I thought about it. "There is a ritual all the folk of the Maghuin Dhonn undergo at adulthood," I said slowly. I'd never spoken about it to Jehanne. "To determine whether or not She accepts us as Her own. Not all are chosen. And I was fearful that She would not claim me, because I was half-D'Angeline." Jehanne listened, her blue-grey eyes grave. "Before I passed through the stone doorway, my mother embraced me," I said. "She told me that whatever happened, I was her daughter and the joy of her life, now and always. She made me promise never to forget it." I shrugged. "That's my mother."
She was silent a moment. "That's lovely."
"I take it it wasn't the same for you," I said softly.
"No." Jehanne shook her head. "Not at all." I waited for her to say more, but she didn't. All she had ever said was that her parents had both been adepts of Cereus House.
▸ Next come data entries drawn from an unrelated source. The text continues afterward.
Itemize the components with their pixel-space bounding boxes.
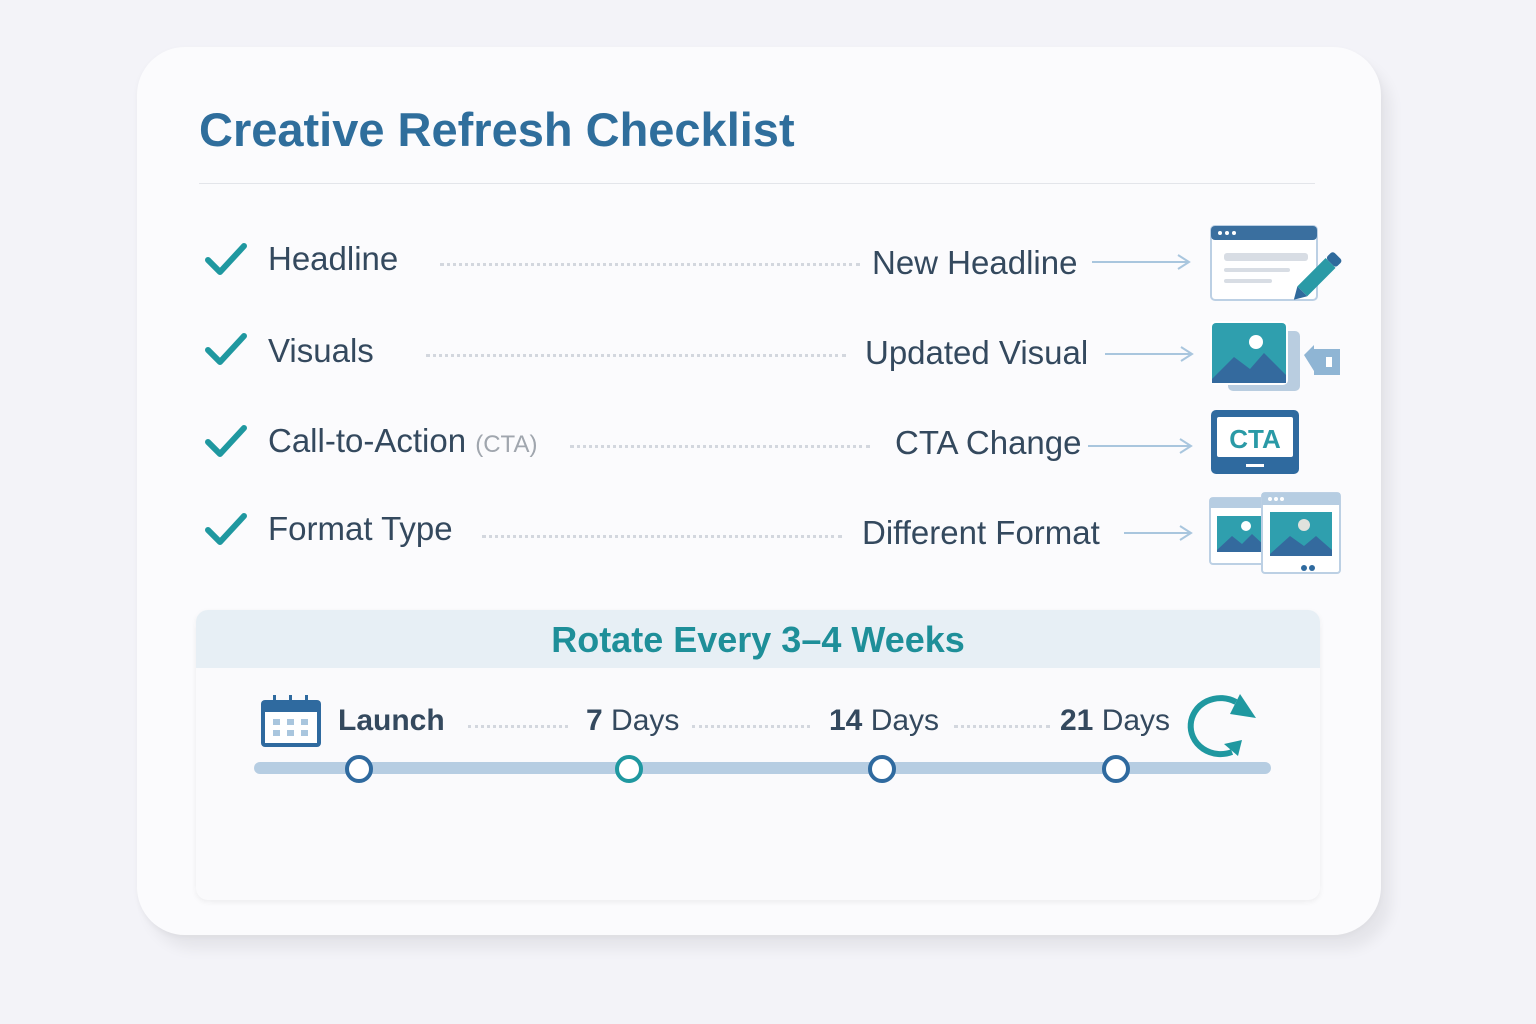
icon: calendar <box>261 695 321 747</box>
result label: New Headline <box>872 244 1077 281</box>
arrow <box>1105 346 1194 362</box>
icon: CTA screen <box>1211 410 1299 474</box>
icon: check <box>205 333 247 365</box>
panel: rotation timeline: 14 Days <box>829 704 939 737</box>
icon: CTA screen: CTA <box>1229 424 1281 454</box>
markers <box>345 755 373 783</box>
icon: browser with pencil <box>1210 225 1342 301</box>
icon: image swap <box>1212 323 1340 391</box>
row: visuals <box>205 323 1340 391</box>
icon: refresh <box>1188 694 1256 758</box>
arrow <box>1088 438 1193 454</box>
title: Creative Refresh Checklist <box>199 103 795 156</box>
row: headline <box>205 225 1342 301</box>
icon: check <box>205 243 247 275</box>
label: Headline <box>268 240 398 277</box>
row: format <box>205 492 1341 574</box>
result label: Updated Visual <box>865 334 1088 371</box>
card <box>137 47 1381 935</box>
heading bar: Rotate Every 3–4 Weeks <box>551 619 965 660</box>
milestone labels: Launch <box>338 704 445 737</box>
panel: rotation timeline: 7 Days <box>586 704 679 737</box>
icon: multi format <box>1209 492 1341 574</box>
row: cta <box>205 410 1299 474</box>
label: Format Type <box>268 510 453 547</box>
icon: check <box>205 425 247 457</box>
arrow <box>1124 525 1193 541</box>
icon: check <box>205 513 247 545</box>
result label: Different Format <box>862 514 1100 551</box>
arrow <box>1092 254 1191 270</box>
result label: CTA Change <box>895 424 1082 461</box>
label: Visuals <box>268 332 374 369</box>
heading bar <box>196 610 1320 668</box>
timeline bar <box>254 762 1271 774</box>
panel: rotation timeline: 21 Days <box>1060 704 1170 737</box>
label: Call-to-Action (CTA) <box>268 422 537 459</box>
panel: rotation timeline <box>196 610 1320 900</box>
I knew from Court gossip that her parents were alive and well, that the King had bestowed an estate and minor titles on them as a wedding gift, and that Jehanne had essentially banned them from the Court. "I take it you passed the rite successfully?" she asked at length. "The Maghuin Dhonn accepted you?"
"Aye." I smiled. "That She did."
"Aye, aye, aye." Jehanne tickled my cheek with a lock of my hair, her mood shifting. "Moirin, do you really worship a bear ?"
"Yes and no." I had to think about this, too. "We don't worship in the way D'Angelines do. But we're Hers ." I touched my chest. "The spark of Her spirit lives inside us."
She scowled. "I don't want to hear about your cursed diadh-anam."
"You asked," I said mildly. "I answered with the only truth I know."
"Oh, fine." Jehanne coiled herself around me and fixed me with an intense gaze. "But for now, you're mine, too, Moirin mac Fainche. And I don't think I'm done with you today. Any objections?"
I laughed and kissed her. "None at all."